I have a natural prejudice against films that glorify relatively insignificant criminals from the old west. The likes of Jesse James, Billy the Kid and the Dalton Gang were raised to hero status in the 1930s and 40s--mostly because their lives were almost completely fictionalized by Hollywood. Much of this prejudice is because I am a retired history teacher and I hate to see the truth twisted way beyond the breaking point.

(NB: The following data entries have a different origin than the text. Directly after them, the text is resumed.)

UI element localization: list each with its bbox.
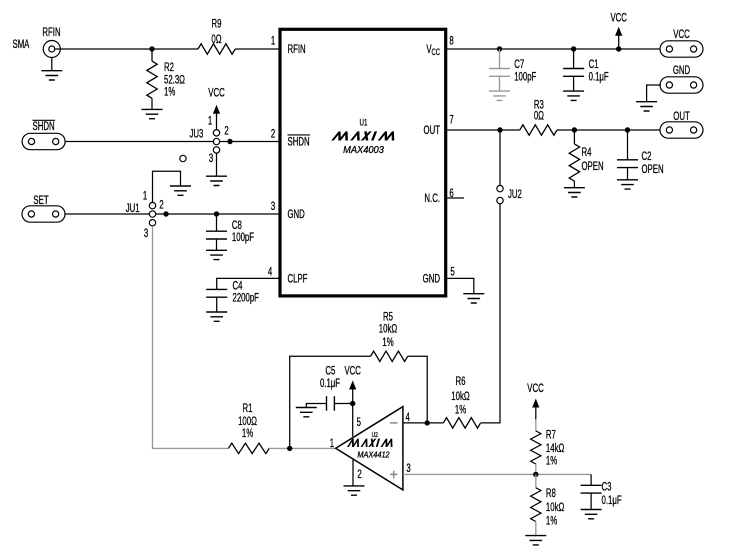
wire SET pad to U1 pin3	[65, 213, 280, 215]
wire feedback loop left	[290, 356, 371, 448]
label U1 pin2 SHDN	[288, 135, 311, 149]
svg-text:SHDN: SHDN	[33, 120, 55, 133]
svg-text:SHDN: SHDN	[288, 136, 310, 149]
capacitor C3	[581, 485, 602, 493]
svg-text:GND: GND	[673, 65, 690, 78]
node JU2 tap	[497, 127, 502, 132]
svg-text:JU1: JU1	[126, 202, 140, 215]
wire C4 bottom lead	[216, 297, 218, 312]
capacitor C4	[206, 289, 227, 297]
svg-text:C3: C3	[602, 481, 612, 494]
capacitor C5	[327, 396, 335, 411]
resistor R5	[371, 351, 408, 361]
ground JU3	[206, 176, 227, 185]
ground JU1 pin1	[170, 186, 191, 195]
ground C7	[489, 91, 510, 100]
svg-text:JU3: JU3	[190, 128, 204, 141]
svg-text:U2: U2	[372, 431, 379, 439]
svg-text:3: 3	[209, 153, 214, 166]
svg-text:1: 1	[271, 35, 276, 48]
svg-text:3: 3	[271, 201, 276, 214]
svg-text:VCC: VCC	[344, 365, 360, 378]
svg-text:VCC: VCC	[527, 382, 543, 395]
svg-text:10kΩ: 10kΩ	[546, 502, 565, 515]
svg-text:VCC: VCC	[673, 29, 689, 42]
wire R4 top lead	[573, 130, 575, 144]
ground SMA	[41, 71, 62, 80]
svg-text:SET: SET	[33, 194, 48, 207]
wire GND pad to ground	[647, 85, 661, 102]
wire JU2 lower to R6	[481, 204, 500, 423]
svg-text:C2: C2	[642, 151, 652, 164]
svg-text:CLPF: CLPF	[288, 273, 308, 286]
wire R6 to op-amp pin4	[403, 422, 444, 424]
ground C3	[581, 510, 602, 519]
svg-text:0.1μF: 0.1μF	[589, 71, 609, 84]
svg-text:1%: 1%	[455, 404, 466, 417]
wire C3 bottom lead	[590, 493, 592, 509]
svg-text:0Ω: 0Ω	[211, 34, 221, 47]
svg-text:U1: U1	[360, 117, 368, 128]
capacitor C7	[489, 69, 510, 77]
pad SHDN	[22, 133, 65, 149]
svg-text:100pF: 100pF	[232, 231, 254, 244]
capacitor C8	[206, 231, 227, 239]
wire C2 top lead	[627, 130, 629, 160]
svg-text:8: 8	[449, 35, 454, 48]
wire C8 bottom lead	[216, 239, 218, 250]
node feedback pin4	[425, 420, 430, 425]
svg-text:52.3Ω: 52.3Ω	[164, 74, 185, 87]
node C8 tap	[214, 211, 219, 216]
svg-text:2: 2	[224, 125, 229, 138]
resistor R6	[443, 418, 480, 428]
wire JU1 pin1 to ground bracket	[153, 171, 181, 202]
svg-text:OPEN: OPEN	[642, 164, 664, 177]
resistor R1	[228, 443, 269, 453]
pad OUT	[660, 122, 703, 138]
wire SMA ground lead	[51, 58, 53, 71]
svg-text:2: 2	[159, 199, 164, 212]
svg-text:SMA: SMA	[13, 38, 30, 51]
logo MAXIM U2	[347, 439, 395, 447]
resistor R4	[569, 144, 579, 181]
svg-text:R5: R5	[383, 311, 393, 324]
svg-text:1%: 1%	[382, 337, 393, 350]
wire R4 bottom lead	[573, 181, 575, 188]
svg-text:N.C.: N.C.	[424, 193, 440, 206]
wire R2 top lead	[151, 49, 153, 61]
ground C2	[617, 180, 638, 189]
svg-text:R2: R2	[164, 62, 174, 75]
svg-text:C1: C1	[589, 59, 599, 72]
svg-text:1: 1	[330, 438, 335, 451]
power VCC arrow R7	[532, 399, 539, 421]
wire JU2 upper	[499, 130, 501, 185]
wire U1 pin5 to ground	[446, 278, 474, 293]
wire R8 top lead	[535, 474, 537, 487]
svg-text:R8: R8	[546, 487, 556, 500]
svg-text:OUT: OUT	[673, 110, 689, 123]
svg-text:7: 7	[449, 114, 454, 127]
svg-text:0.1μF: 0.1μF	[320, 378, 340, 391]
svg-text:GND: GND	[288, 209, 305, 222]
svg-text:1%: 1%	[164, 86, 175, 99]
wire U2 pin3 to C3	[403, 473, 591, 475]
svg-text:14kΩ: 14kΩ	[546, 442, 565, 455]
ground C1	[563, 91, 584, 100]
wire SET long run to R1	[153, 226, 229, 448]
wire R9 to U1 pin1	[235, 48, 280, 50]
svg-text:VCC: VCC	[610, 12, 626, 25]
capacitor C1	[563, 69, 584, 77]
svg-text:3: 3	[406, 462, 411, 475]
jumper JU3 pin2	[213, 138, 219, 144]
wire C1 top lead	[573, 49, 575, 69]
node C7 tap	[497, 46, 502, 51]
svg-text:10kΩ: 10kΩ	[379, 323, 398, 336]
wire U1 pin6 NC stub	[446, 197, 464, 199]
node C5 VCC junction	[350, 401, 355, 406]
svg-text:5: 5	[357, 416, 362, 429]
svg-text:R9: R9	[212, 18, 222, 31]
svg-text:1: 1	[208, 115, 213, 128]
wire VCC rail pin8	[446, 48, 660, 50]
op-amp U2 triangle	[336, 407, 403, 490]
ground C8	[206, 250, 227, 259]
svg-text:100pF: 100pF	[514, 71, 536, 84]
wire C5 left lead	[306, 404, 326, 408]
node JU3 pin2 junction	[227, 139, 232, 144]
svg-text:R1: R1	[243, 403, 253, 416]
jumper JU3 pin3	[213, 147, 219, 153]
pad GND	[660, 77, 703, 93]
ground C4	[206, 312, 227, 321]
jumper JU1 pin3	[149, 220, 155, 226]
jumper JU2 pin1	[497, 185, 503, 191]
wire RFIN to R9	[55, 48, 198, 50]
wire U1 pin7 to R3	[446, 129, 520, 131]
ground U2 pin2	[344, 486, 365, 495]
wire U1 pin4 to C4	[217, 278, 280, 289]
svg-text:0.1μF: 0.1μF	[602, 494, 622, 507]
svg-text:OUT: OUT	[424, 125, 440, 138]
node R7 R8 junction	[533, 472, 538, 477]
svg-text:GND: GND	[423, 273, 440, 286]
svg-text:R4: R4	[582, 147, 592, 160]
op-amp plus input	[390, 471, 398, 479]
node R4 tap	[572, 127, 577, 132]
wire U2 pin2 to ground	[352, 459, 354, 486]
wire R2 bottom lead	[151, 98, 153, 109]
wire C3 top lead	[590, 474, 592, 485]
svg-text:4: 4	[268, 266, 273, 279]
resistor R7	[531, 431, 541, 464]
jumper JU3 pin1	[213, 130, 219, 136]
power VCC arrow C5	[349, 381, 356, 404]
pad SET	[22, 206, 65, 222]
wire R7 bottom lead	[535, 464, 537, 475]
svg-text:0Ω: 0Ω	[534, 110, 544, 123]
wire C7 bottom lead	[499, 76, 501, 91]
node C2 tap	[625, 127, 630, 132]
svg-text:2200pF: 2200pF	[233, 292, 259, 305]
resistor R3	[520, 125, 557, 135]
wire feedback loop right	[408, 356, 428, 423]
wire R7 top lead	[535, 419, 537, 431]
wire U2 pin5 supply	[352, 404, 354, 437]
capacitor C2	[617, 160, 638, 168]
wire SHDN pad to U1 pin2	[65, 141, 280, 143]
test point open circle	[180, 155, 186, 161]
svg-text:MAX4412: MAX4412	[357, 450, 390, 459]
ground R8	[525, 536, 546, 545]
node R1 feedback junction	[287, 446, 292, 451]
svg-text:RFIN: RFIN	[288, 44, 306, 57]
SMA connector	[43, 41, 60, 58]
wire R3 to OUT pad	[557, 129, 660, 131]
svg-text:C7: C7	[514, 59, 524, 72]
wire JU3 pin3 to ground	[216, 153, 218, 176]
node JU1 pin2 junction	[163, 211, 168, 216]
resistor R9	[198, 44, 235, 54]
power VCC arrow JU3	[213, 105, 220, 130]
wire R8 bottom lead	[535, 521, 537, 535]
pad VCC	[660, 41, 703, 57]
svg-text:R6: R6	[456, 376, 466, 389]
ground R4	[564, 188, 585, 197]
svg-text:C5: C5	[325, 365, 335, 378]
ground R2	[142, 109, 163, 118]
jumper JU1 pin2	[149, 211, 155, 217]
node C1 tap	[571, 46, 576, 51]
jumper JU1 pin1	[149, 202, 155, 208]
node VCC arrow tap	[616, 46, 621, 51]
wire R1 to op-amp output	[269, 447, 336, 449]
svg-text:VCC: VCC	[208, 87, 224, 100]
svg-text:MAX4003: MAX4003	[343, 145, 384, 156]
power VCC arrow top	[615, 27, 622, 49]
wire C7 top lead	[499, 49, 501, 69]
op-amp minus input	[390, 422, 398, 424]
svg-text:1: 1	[143, 190, 148, 203]
wire C8 top lead	[216, 214, 218, 231]
svg-text:3: 3	[144, 228, 149, 241]
svg-text:5: 5	[450, 266, 455, 279]
svg-text:JU2: JU2	[508, 189, 522, 202]
ground C5	[296, 408, 317, 417]
logo MAXIM U1	[331, 131, 398, 140]
wire C5 right lead	[334, 403, 352, 405]
svg-text:1%: 1%	[546, 515, 557, 528]
svg-text:2: 2	[271, 128, 276, 141]
label SHDN port	[33, 120, 56, 133]
wire C1 bottom lead	[573, 76, 575, 91]
resistor R8	[531, 488, 541, 522]
resistor R2	[147, 61, 157, 98]
node R2 tap	[149, 46, 154, 51]
svg-text:1%: 1%	[242, 427, 253, 440]
svg-text:2: 2	[357, 469, 362, 482]
svg-text:10kΩ: 10kΩ	[451, 390, 470, 403]
svg-text:1%: 1%	[546, 455, 557, 468]
svg-text:RFIN: RFIN	[42, 27, 60, 40]
jumper JU2 pin2	[497, 197, 503, 203]
svg-text:OPEN: OPEN	[582, 161, 604, 174]
wire C2 bottom lead	[627, 168, 629, 180]
ground GND pad	[636, 102, 657, 111]
svg-text:4: 4	[406, 411, 411, 424]
ground U1 pin5	[463, 294, 484, 303]
svg-text:R7: R7	[546, 429, 556, 442]
op-amp U1 box	[280, 29, 446, 296]
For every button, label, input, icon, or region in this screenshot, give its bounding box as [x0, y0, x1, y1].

I was actually pretty surprised just how historically inaccurate this movie was considering it was supposedly based on a book by Emmett Dalton--the one surviving member of this notorious band of outlaws. That's because after serving about 15 years in prison, Emmett was pardoned because he'd found God and had become a model prisoner. And, his book "When the Daltons Rode" was NOT a homage to the gang but a book intended to de-glorify the criminal life. Surely this film was only VERY broadly based on the book--especially since in the film, Emmett appears to be killed at the end of the movie!! Even if you totally disregard the truth, "When the Daltons Rode" is a pretty bad film--mostly because the writing is pretty bad. For example, although Randolph Scott gets top billing, the audience has no idea why he's in the film. He's not one of the outlaws nor does he really play any sort of significant role in the movie. He and Kay Francis are there...but really add nothing to the picture and their romance is pretty difficult to believe. Also tough to believe is the finale. Although 4092390238409 shots are fired by the townspeople at the Daltons, very, very few manage to hit them! Can anyone be THAT bad with a gun?! And, when one of the Daltons somehow manages to survive long enough to make a 1 in a million shot at the evil lawman, you can't help but laugh! During this same finale, it's also hilariously bad when Andy Divine is killed--you just have to see it to believe it. Plus, who would have thought of having the likes of Divine and Stu Erwin as tough as nails criminals?!?! Sure, Broderick Crawfords and Brian Donlevy were fine--they had already been in many films as heavies--but Divine and Erwin?! Sheesh! The bottom line is that despite some nice polish from Universal Pictures, this is a bad, historically inaccurate and trite film. Plus, it manages to take a very good cast and completely waste it.